For a variety of reasons, many of which having to do with a completely useless editor, I spent just as much time fighting to work on the story as I did work on it. Much of it I did on my own time. I believed in the story. And colleagues whose work I respected encouraged my instincts.
I borrowed and read all of his prison diaries. I questioned him repeatedly in multiple interviews, his motives, his character – and that did prompt a touch of the persona that I think made him a successful drug dealer. He had a chip on his shoulder, and was arrogant not some of the time. I went to do a prison interview with one of his former “teachers” who was still serving a life sentence for murder. I had lunch at Bennigan’s in Plano with a former computer programmer who had served his time but while he was in prison taught Ray about software and computers. I drafted multiple versions. If DD ever got annoyed at my constant requests for feedback, he never said so (for which I’m grateful.)
In any case, not to go on and on. I do feel that there was some unnecessary nonsense in the way it was handled, but the story did eventually run on the business cover in May of that year. An excerpt:
In September 1991, Mr. Beasley saw the harder side of crime. He began his 99-year term at the red-brick, razor-wired Coffield unit in Tennessee Colony, about 70 miles southeast of Dallas.
Beneath the 40-foot-tall stained-glass window in the prison’s cavernous chapel, he and other inmates would pretend to listen to tapes of religious music. Instead, an inmate known as “Dorsett” would school Mr. Beasley in Identity Theft 101.
All you need are obituaries in the newspaper, Dorsett told him. They’d give you a birth date and place of birth as well as the mother’s maiden name – most of the ingredients needed to pose as someone else.
Identities in hand, “Reginald” explained that personal checks could then be made from scratch with stock paper from an office supply store and some software.
In 1994, Mr. Beasley picked up his abandoned college studies, enrolling in data processing classes, where he learned how to draw schematic diagrams.
Fellow inmates tutored him in subjects such as COBOL programming and MS-DOS. He got a transfer to the Ramsey One unit near Houston in 2001 to continue his studies.
If the prisoners at Coffield gave the inmate his undergraduate education in identity theft, Ramsey One was graduate school. Ramsey housed professionals: engineers, bankers and computer programmers.
“We didn’t talk scams; we talked systems capabilities,” Mr. Beasley says.
This is where he met Michael Miller, a fellow inmate who had been a computer programmer. They were an odd pair – the fiftysomething bespectacled Mr. Miller and Mr. Beasley, who weighed nearly 300 pounds by then. Mr. Miller offered technical advice, and Mr. Beasley could resurrect his drug dealer’s countenance when necessary, shielding Mr. Miller from prison violence.
“I was very skeptical,” says Mr. Miller, now released and living in the Dallas area. “In that environment, you always assume everybody but yourself is a scam artist.”
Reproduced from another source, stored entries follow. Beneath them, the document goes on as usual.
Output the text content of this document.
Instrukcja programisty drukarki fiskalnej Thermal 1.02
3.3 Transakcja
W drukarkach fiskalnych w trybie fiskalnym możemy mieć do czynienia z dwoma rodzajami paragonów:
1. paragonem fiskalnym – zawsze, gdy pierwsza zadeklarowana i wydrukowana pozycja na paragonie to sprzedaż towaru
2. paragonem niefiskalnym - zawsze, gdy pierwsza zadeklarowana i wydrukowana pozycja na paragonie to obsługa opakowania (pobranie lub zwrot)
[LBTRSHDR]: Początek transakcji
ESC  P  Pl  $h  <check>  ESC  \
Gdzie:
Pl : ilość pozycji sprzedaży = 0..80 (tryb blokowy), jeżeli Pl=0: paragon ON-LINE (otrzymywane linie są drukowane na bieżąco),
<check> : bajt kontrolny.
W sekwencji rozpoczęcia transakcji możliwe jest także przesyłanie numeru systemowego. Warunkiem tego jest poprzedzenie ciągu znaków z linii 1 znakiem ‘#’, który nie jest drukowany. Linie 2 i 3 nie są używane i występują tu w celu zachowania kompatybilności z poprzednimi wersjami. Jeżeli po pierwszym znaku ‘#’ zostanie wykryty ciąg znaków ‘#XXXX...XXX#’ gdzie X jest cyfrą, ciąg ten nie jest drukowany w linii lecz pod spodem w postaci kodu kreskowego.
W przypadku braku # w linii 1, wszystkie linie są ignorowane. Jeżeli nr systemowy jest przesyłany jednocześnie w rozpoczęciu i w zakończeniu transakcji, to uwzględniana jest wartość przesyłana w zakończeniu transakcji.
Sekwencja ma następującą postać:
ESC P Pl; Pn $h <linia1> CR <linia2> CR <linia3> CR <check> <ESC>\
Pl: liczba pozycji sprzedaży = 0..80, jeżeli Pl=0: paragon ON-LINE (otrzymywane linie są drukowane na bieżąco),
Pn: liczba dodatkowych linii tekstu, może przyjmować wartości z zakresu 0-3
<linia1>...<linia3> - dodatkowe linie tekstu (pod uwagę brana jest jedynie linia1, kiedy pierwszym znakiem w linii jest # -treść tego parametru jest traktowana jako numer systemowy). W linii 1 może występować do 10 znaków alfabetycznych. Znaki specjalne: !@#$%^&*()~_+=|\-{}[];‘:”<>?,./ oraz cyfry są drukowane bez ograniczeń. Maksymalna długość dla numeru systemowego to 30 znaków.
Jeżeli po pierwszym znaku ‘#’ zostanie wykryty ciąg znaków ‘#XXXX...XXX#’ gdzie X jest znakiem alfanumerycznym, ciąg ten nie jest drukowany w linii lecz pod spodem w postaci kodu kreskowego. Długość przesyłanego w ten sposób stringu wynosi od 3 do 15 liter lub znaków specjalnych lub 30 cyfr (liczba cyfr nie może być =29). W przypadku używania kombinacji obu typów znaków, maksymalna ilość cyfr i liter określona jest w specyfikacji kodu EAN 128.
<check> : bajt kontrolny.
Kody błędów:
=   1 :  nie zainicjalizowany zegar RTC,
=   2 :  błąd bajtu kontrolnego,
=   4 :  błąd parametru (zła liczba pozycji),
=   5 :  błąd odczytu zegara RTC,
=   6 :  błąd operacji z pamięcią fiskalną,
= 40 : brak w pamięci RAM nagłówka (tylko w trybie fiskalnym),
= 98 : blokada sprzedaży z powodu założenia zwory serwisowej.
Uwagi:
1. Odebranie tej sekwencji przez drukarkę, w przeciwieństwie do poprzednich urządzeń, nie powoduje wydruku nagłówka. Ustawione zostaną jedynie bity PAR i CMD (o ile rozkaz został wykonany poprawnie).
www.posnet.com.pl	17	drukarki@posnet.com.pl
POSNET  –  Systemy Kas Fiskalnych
For three years, Mr. Beasley retraced the steps to Mr. Miller’s dorm, six rooms down. Pointing to a particular formula in Mr. Beasley’s hand-drawn schematic, Mr. Miller would ask: How would this stop someone from opening up an account in my name?
Over the 15 years he was in prison, Mr. Beasley talked with about 900 inmates, he believes. This think tank of cons shared their methods with him and poked holes in solutions he would propose within his computer program.
Back in August, SJ who now very capably writes about entrepreneurs for The DMN sent me a message that Ray had, in fact, found someone to invest in his company. Now, Ray still has a long way to go. But I know that without my work, the reporting and writing, he would not have been able to secure this funding. I’ll be watching from halfway around the world to see what happens next.